Wednesday, June 16
These last few nights I’ve been reading my husband’s book The Seven Habits of Highly Effective People by Stephen Covey. It’s almost a tattered copy now, frayed in the edges, thanks to my once careless handling. It’s basically one of those coaching books that I hope don’t make me run into tiresome platitudes, but just straight to the point, useful insights. I’m just on my second "habit" anyway so it's early to tell. Oliver is an aficionado of this kind of literature, and obviously I’m not. I’m more of a jd salinger kind of thinker who finds bliss in the neuroses of oneself and of the world. But, before I stray off into any further mental torment, it’s best to exercise prudence when working on the book’s objectives, singular of which is to know one’s Character. The key to being an effective person, it suggests, is to work the issues from the inside out (meaning the character), to have better control of the outside-in (personality) circumstances of your life. More or less. But I’m quite doing this thing on my terms. First because I have never bothered to sum up my character before. Sure I have the 100 Things about me Meme going on, but it’s only as cheesy as it can get. So who am I? I’ll probably attempt to look at it in two parts:
1.Empathy (which could otherwise be a weakness unless used with forethought)
5.Imagination (??? - the walter mitty syndrome)

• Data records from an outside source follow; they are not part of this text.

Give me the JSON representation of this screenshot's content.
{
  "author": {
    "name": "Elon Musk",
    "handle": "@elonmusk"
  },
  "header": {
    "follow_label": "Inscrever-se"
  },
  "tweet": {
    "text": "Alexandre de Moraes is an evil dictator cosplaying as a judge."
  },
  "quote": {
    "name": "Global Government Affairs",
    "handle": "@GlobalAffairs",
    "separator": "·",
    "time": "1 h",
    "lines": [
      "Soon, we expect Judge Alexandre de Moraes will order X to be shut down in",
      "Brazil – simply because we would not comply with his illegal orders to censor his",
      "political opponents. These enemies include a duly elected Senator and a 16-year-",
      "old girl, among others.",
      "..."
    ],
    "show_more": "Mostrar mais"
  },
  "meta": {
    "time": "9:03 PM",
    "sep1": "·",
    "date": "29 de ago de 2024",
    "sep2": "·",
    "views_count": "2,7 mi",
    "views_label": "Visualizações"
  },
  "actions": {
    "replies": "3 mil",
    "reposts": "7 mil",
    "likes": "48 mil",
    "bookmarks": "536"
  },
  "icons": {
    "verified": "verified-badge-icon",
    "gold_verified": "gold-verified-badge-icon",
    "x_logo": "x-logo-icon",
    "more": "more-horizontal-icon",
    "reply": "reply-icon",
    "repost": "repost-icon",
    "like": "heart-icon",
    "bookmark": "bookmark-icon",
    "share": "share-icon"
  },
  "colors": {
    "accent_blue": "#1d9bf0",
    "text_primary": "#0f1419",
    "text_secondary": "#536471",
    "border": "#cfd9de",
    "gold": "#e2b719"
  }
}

1.Lack of ambition, focus or direction
3.Temper, or lack thereof
5.Fear of confronting reality
Right about now, I realize that it’s healthy to be just in between, and not to drive oneself to impossible lengths to be a Perfect Person. I mean heck if you ask me, what matters most to me is personal happiness, never about money or artificial success. But rarely do I care to add that being happy entails having a full stomach, a roof to shelter one’s head, clothes, good education, respect of one’s peers, or owning things that satiates one’s physiological needs. Neither am I inclined to be a bum, get wasted, and live on other people’s compassion. But are those all to it? How about surreal things like song and poetry that we cannot rationalize and yet can restore the dankness of our spirits? Is our existence any better if we have everything of the former and nothing of the latter? How about the tibetan monks who lived in seclusion, fed in poetry and prayers and yet were undoubtedly elevated to kingdom come by doing away with all their worldly cares? What is the more important hunger?
I’m still going to read the rest of the book, and maybe change a few things about me, but I’m not going to be any preachier than this already is. As the gritty French would always remark, take me or leave me. It’s between the devil and the deep, blue sea.